In-between the process and the managing entity - in this case, the
computer - interleave a process interface that acquire information,
transmit it to the host computer and convey the decisions to the process under
the appearance of actions. A more detailed structure of the interface
block allows specifying the ACTOReX product place and role in the process
control feedback loop. The physical parameters must be converted to electrical signals appropriate
to be translated to the computer understanding. Transducers perform the conversion
of physical parameters into electrical signals. The transducers supply, generally,
analog signals dynamically conveying quantitative information (as temperature,
force, displacement, speed, etc.) and steady signals conveying status information
(as impact, position, threshold reaching, success, failure, etc.). The
actuators, conversely, are able to receive information in electric format,
analog (as brake force, displacement, rotation, light intensity, etc.) or steady
(as ring alarm, valve opening, relay contact closing, etc.), conveying them to
the physical process as appropriate action parameters. The signals produced
by the transducers, as well as the electrical signals accepted by actuators, range
in a wide diversity of electrical properties. In other words, these signals are
non-standard. The signals conveying status information are of steady-state
nature, namely status information, as well as of the nature of "how many
time a particular status occur into a determined lap of time", namely counting.
Devices as ACTOReX are standard oriented in order to accommodate a
large assortment of transducers, actuators and computer types. They accept standard
signals to process in order to transmit them to the host computer and provide
standard signals to the actuators. The accommodation of transducers and
actuators electrical signal to standard electrical signals is performed by the
signal conditioning circuitry. The role of devices as ACTOReX
is to transmit signals, analog (quantitative and status) to the computer in digital
format and receive the computer commands in digital format and forward them to
actuators, via signal conditioning, in analog (quantitative and status) format.

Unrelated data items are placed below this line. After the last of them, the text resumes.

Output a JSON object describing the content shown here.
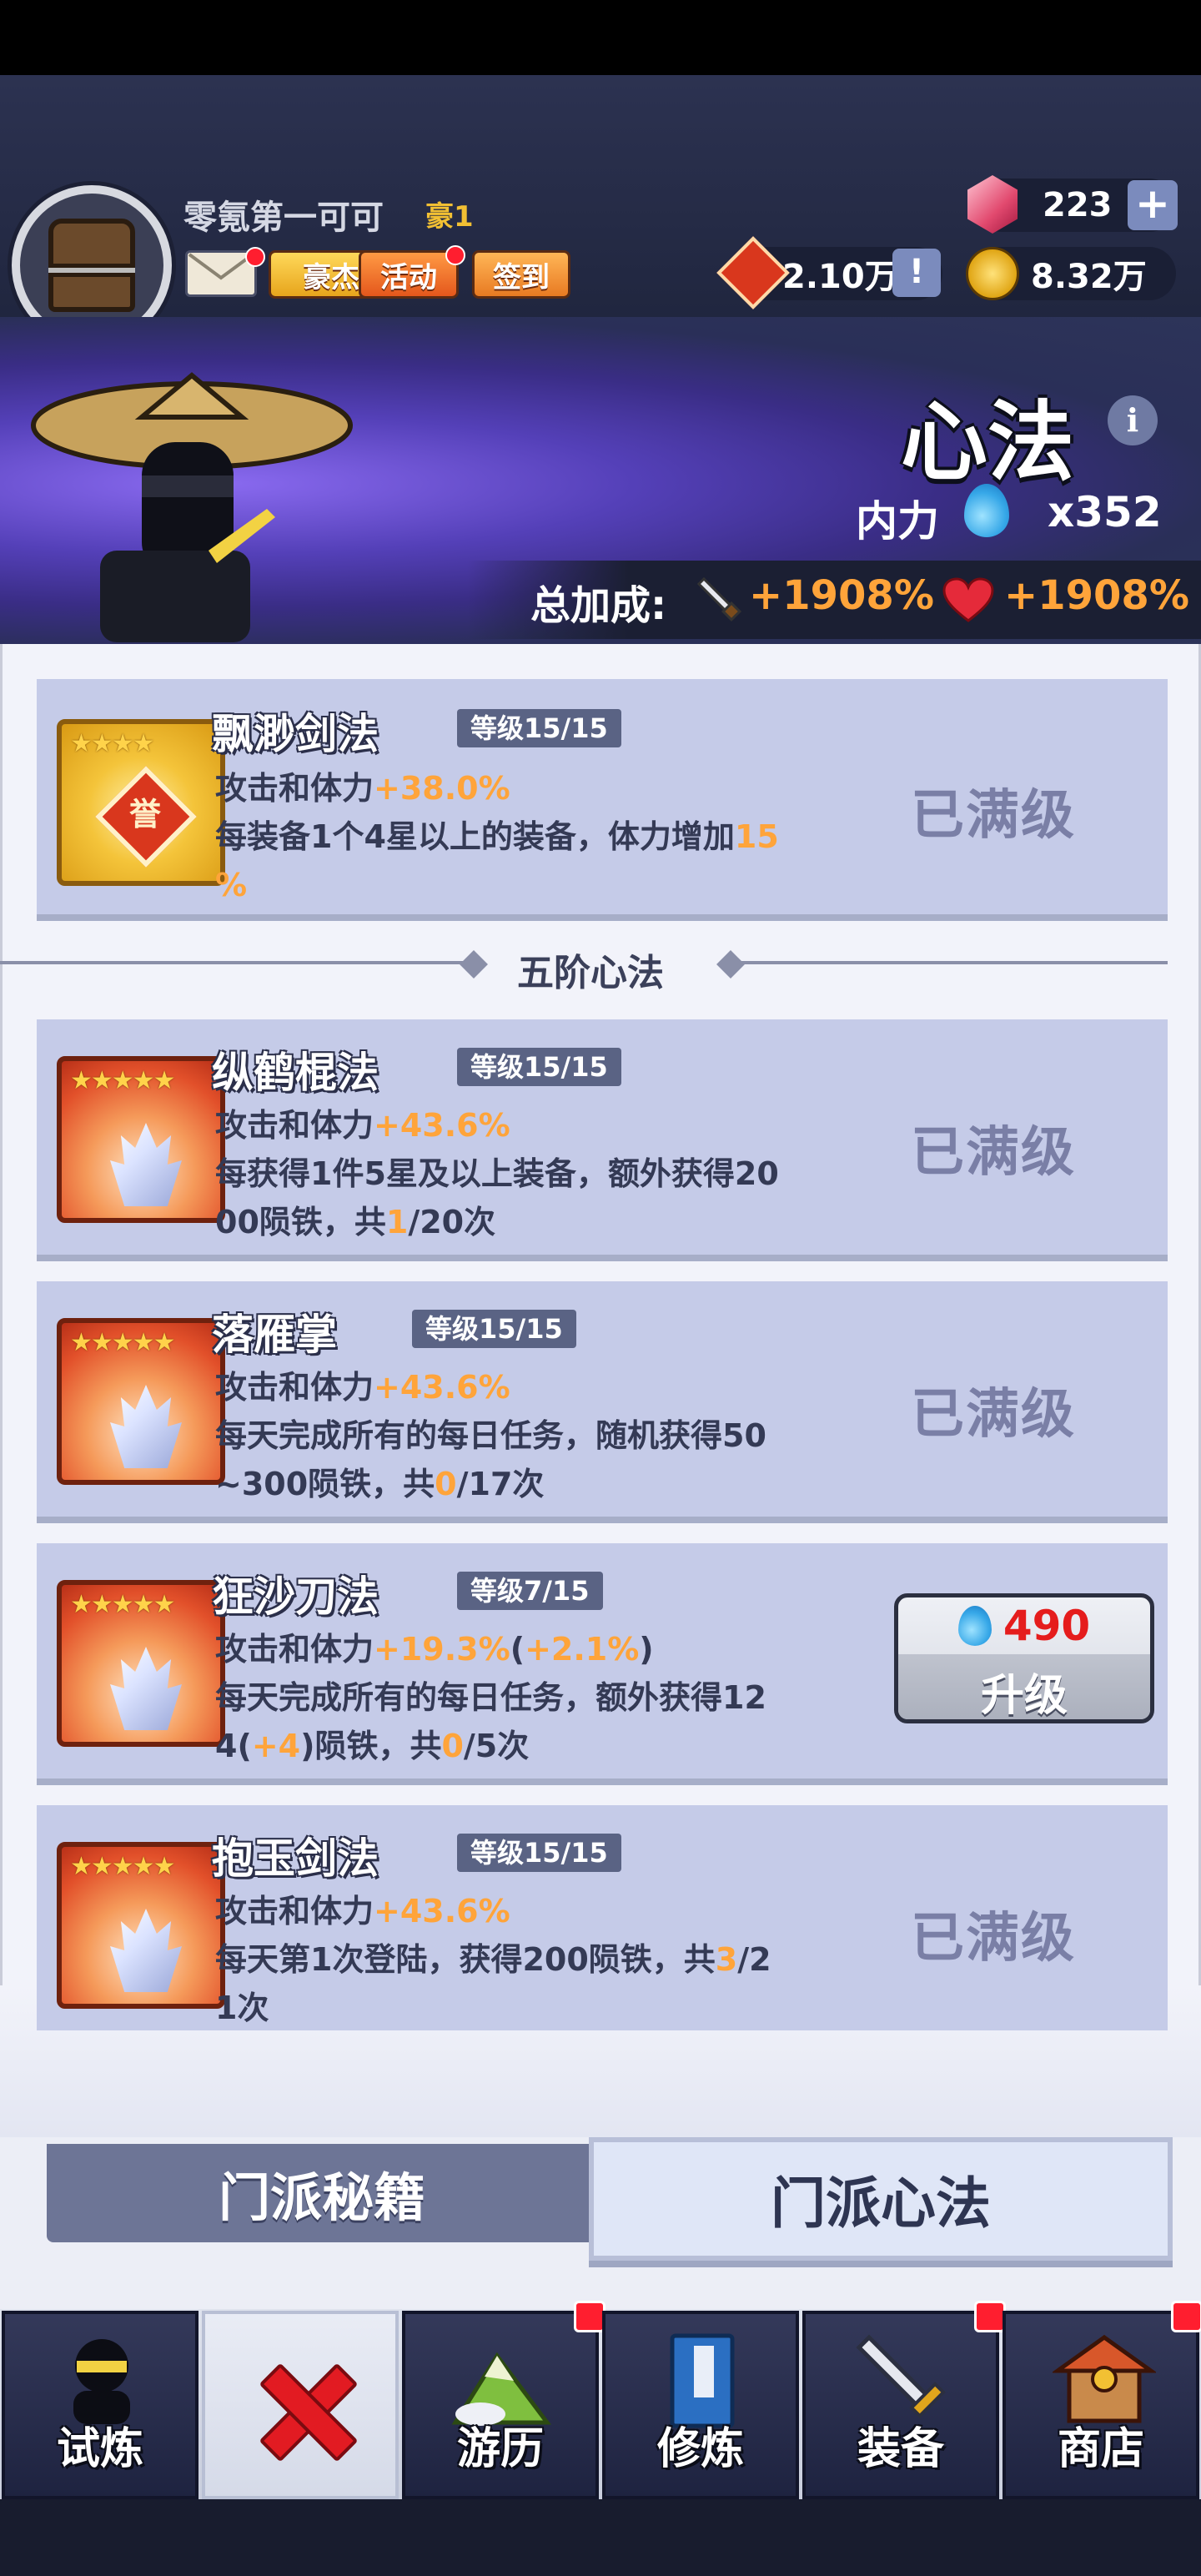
{
  "player": {
    "name": "零氪第一可可",
    "vip": "豪1",
    "gems": "223",
    "honor": "2.10万",
    "coins": "8.32万"
  },
  "header_buttons": {
    "hero": "豪杰",
    "activity": "活动",
    "signin": "签到"
  },
  "page": {
    "title": "心法",
    "neili_label": "内力",
    "neili_value": "x352",
    "bonus_label": "总加成:",
    "bonus_attack": "+1908%",
    "bonus_hp": "+1908%"
  },
  "section_title": "五阶心法",
  "skills": [
    {
      "name": "飘渺剑法",
      "level": "等级15/15",
      "line1_prefix": "攻击和体力",
      "line1_value": "+38.0%",
      "line2a": "每装备1个4星以上的装备，体力增加",
      "line2_value": "15",
      "line3_value": "%",
      "status": "已满级",
      "icon": "honor-seal-icon",
      "seal_text": "誉"
    },
    {
      "name": "纵鹤棍法",
      "level": "等级15/15",
      "line1_prefix": "攻击和体力",
      "line1_value": "+43.6%",
      "line2": "每获得1件5星及以上装备，额外获得20",
      "line3a": "00陨铁，共",
      "line3_value": "1",
      "line3b": "/20次",
      "status": "已满级"
    },
    {
      "name": "落雁掌",
      "level": "等级15/15",
      "line1_prefix": "攻击和体力",
      "line1_value": "+43.6%",
      "line2": "每天完成所有的每日任务，随机获得50",
      "line3a": "~300陨铁，共",
      "line3_value": "0",
      "line3b": "/17次",
      "status": "已满级"
    },
    {
      "name": "狂沙刀法",
      "level": "等级7/15",
      "line1_prefix": "攻击和体力",
      "line1_value": "+19.3%",
      "line1_open": "(",
      "line1_extra": "+2.1%",
      "line1_close": ")",
      "line2": "每天完成所有的每日任务，额外获得12",
      "line3a": "4(",
      "line3_extra": "+4",
      "line3b": ")陨铁，共",
      "line3_value": "0",
      "line3c": "/5次",
      "upgrade_cost": "490",
      "upgrade_label": "升级"
    },
    {
      "name": "抱玉剑法",
      "level": "等级15/15",
      "line1_prefix": "攻击和体力",
      "line1_value": "+43.6%",
      "line2a": "每天第1次登陆，获得200陨铁，共",
      "line2_value": "3",
      "line2b": "/2",
      "line3": "1次",
      "status": "已满级"
    }
  ],
  "stars": "★★★★★",
  "stars4": "★★★★",
  "bottom_tabs": {
    "secrets": "门派秘籍",
    "techniques": "门派心法"
  },
  "nav": [
    {
      "label": "试炼",
      "icon": "ninja-icon"
    },
    {
      "label": "",
      "icon": "crossed-swords-icon"
    },
    {
      "label": "游历",
      "icon": "mountain-icon"
    },
    {
      "label": "修炼",
      "icon": "scroll-book-icon"
    },
    {
      "label": "装备",
      "icon": "sword-icon"
    },
    {
      "label": "商店",
      "icon": "shop-icon"
    }
  ],
  "colors": {
    "accent_orange": "#ffa43a",
    "cost_red": "#e51c1c",
    "card_bg": "#c5cbe8"
  }
}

The conversion of the quantitative expression of acquired signals in digital
format is called analog-to-digital conversion. The conversion of digital
quantitative expression of command to analog format is called digital-to-analog
conversion. The conversion, forth and back, of steady state information between
process and computer is called digital input/output and, respectively,
counting. ACTOReX and comparable devices perform
analog-to-digital conversion of input analog signals, seize status and count events
from the process. They also perform digital-to-analog conversion of quantitative
commands, forward status information and status commands to the process.
ACTOReX and comparable devices do not only convey data forth and back. They
are called "intelligent" because they are capable also to process raw data and
present it to the computer as logically interpreted information. They can even
facilitate the task of the application running on the host computer by closing
decision loops and elaborating response commands without the computer implication.

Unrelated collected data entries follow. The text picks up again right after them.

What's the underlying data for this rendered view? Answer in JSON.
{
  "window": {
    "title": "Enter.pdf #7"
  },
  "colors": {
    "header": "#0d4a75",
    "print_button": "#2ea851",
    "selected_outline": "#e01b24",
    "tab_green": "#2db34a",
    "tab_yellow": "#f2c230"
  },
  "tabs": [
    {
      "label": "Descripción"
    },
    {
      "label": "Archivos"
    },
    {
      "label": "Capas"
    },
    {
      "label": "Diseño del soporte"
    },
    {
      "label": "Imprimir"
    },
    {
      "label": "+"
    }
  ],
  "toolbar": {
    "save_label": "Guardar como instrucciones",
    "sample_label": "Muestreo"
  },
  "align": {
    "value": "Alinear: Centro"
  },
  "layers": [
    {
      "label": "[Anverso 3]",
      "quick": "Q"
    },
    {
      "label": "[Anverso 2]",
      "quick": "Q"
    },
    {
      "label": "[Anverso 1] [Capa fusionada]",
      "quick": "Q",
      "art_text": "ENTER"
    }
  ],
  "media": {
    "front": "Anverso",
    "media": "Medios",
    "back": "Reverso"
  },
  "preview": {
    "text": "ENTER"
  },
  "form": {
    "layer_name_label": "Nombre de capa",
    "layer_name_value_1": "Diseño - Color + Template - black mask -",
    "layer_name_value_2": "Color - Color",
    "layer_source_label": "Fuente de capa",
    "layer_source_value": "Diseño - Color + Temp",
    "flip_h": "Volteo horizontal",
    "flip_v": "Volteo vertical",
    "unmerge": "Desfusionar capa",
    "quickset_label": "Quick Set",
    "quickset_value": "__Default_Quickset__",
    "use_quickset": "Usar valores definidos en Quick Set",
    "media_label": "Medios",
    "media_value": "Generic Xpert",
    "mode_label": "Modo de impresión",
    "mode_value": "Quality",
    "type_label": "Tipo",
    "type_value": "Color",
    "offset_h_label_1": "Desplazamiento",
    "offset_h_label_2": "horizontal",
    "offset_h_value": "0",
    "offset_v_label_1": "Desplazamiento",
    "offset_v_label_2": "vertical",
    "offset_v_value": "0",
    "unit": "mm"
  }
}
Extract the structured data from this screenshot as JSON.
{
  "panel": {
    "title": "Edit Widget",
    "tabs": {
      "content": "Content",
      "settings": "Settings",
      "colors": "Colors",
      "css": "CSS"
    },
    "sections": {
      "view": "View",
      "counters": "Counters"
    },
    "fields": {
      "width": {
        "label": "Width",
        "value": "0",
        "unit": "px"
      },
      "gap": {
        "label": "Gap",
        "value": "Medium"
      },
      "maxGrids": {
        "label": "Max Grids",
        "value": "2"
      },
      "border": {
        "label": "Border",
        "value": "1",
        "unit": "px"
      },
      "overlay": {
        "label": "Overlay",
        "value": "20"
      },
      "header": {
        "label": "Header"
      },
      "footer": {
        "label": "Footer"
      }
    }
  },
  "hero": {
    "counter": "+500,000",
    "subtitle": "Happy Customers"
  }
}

At the limit ACTOReX can perform, by its own, process control.
Another intelligent task of ACTOReX is to manage its hardware resources
(analog-to-digital converters, digital-to-analog converters, counters, input/output
information registers, a.s.o.), understand the computer requirement of data and
action, and manage the data communication with the computer. The ACTOReX
is microcontroller driven and programmable, has several channels of data
analog-to-digital and digital-to-analog conversion, counting, and logical input/output
processing. It communicates with the host computer via the high-speed serial USB
port. In order to perform all its tasks, actually, ACTOReX has
two major components: the acquisition and action subsystem and the microcontroller
subsystem. The acquisition and action subsystem comprises all the data acquisition
and command initiation circuitry. The microcontroller subsystem manage all the
hardware facilities, manage the communication with the host computer and perform
the piece of program that understand the host computer requirements and, if any,
the piece of program that made or help to the control of the process.
The ACTOReX use in the PC OS environment implies the interaction, through
the operating system, between the application software and the ACTOReX specific
device driver. In the MS Windows environment the interaction technology is based
on ActiveX device specific control. In both cases, MS Windows as well as Linux, the application software
is written in Object Oriented high-level programming language. The application
software calls the device specific driver objects methods. The e-ACTOReX
version uses a micro-PC type controller on the ACTOReX data acquisition
and action generation device. The ACTOReX general features are still available
on e-ACTOReX version, but the presence of the local micro-PC module allow
the following extended features: - the "host computer" can be a remote
PC but, as well, the micro-PC itself running the high level OS controlled application
software;
- the presence of local human interfaces as monitor, keyboard,
mouse, etc. at the e-ACTOReX controlled process place;
- the Ethernet
connectivity of the e-ACTOReX device with a remote computer or server in
order to establish complex networked process control setup's;
- the remote
controlled web-based application hosted on the e-ACTOReX micro-PC.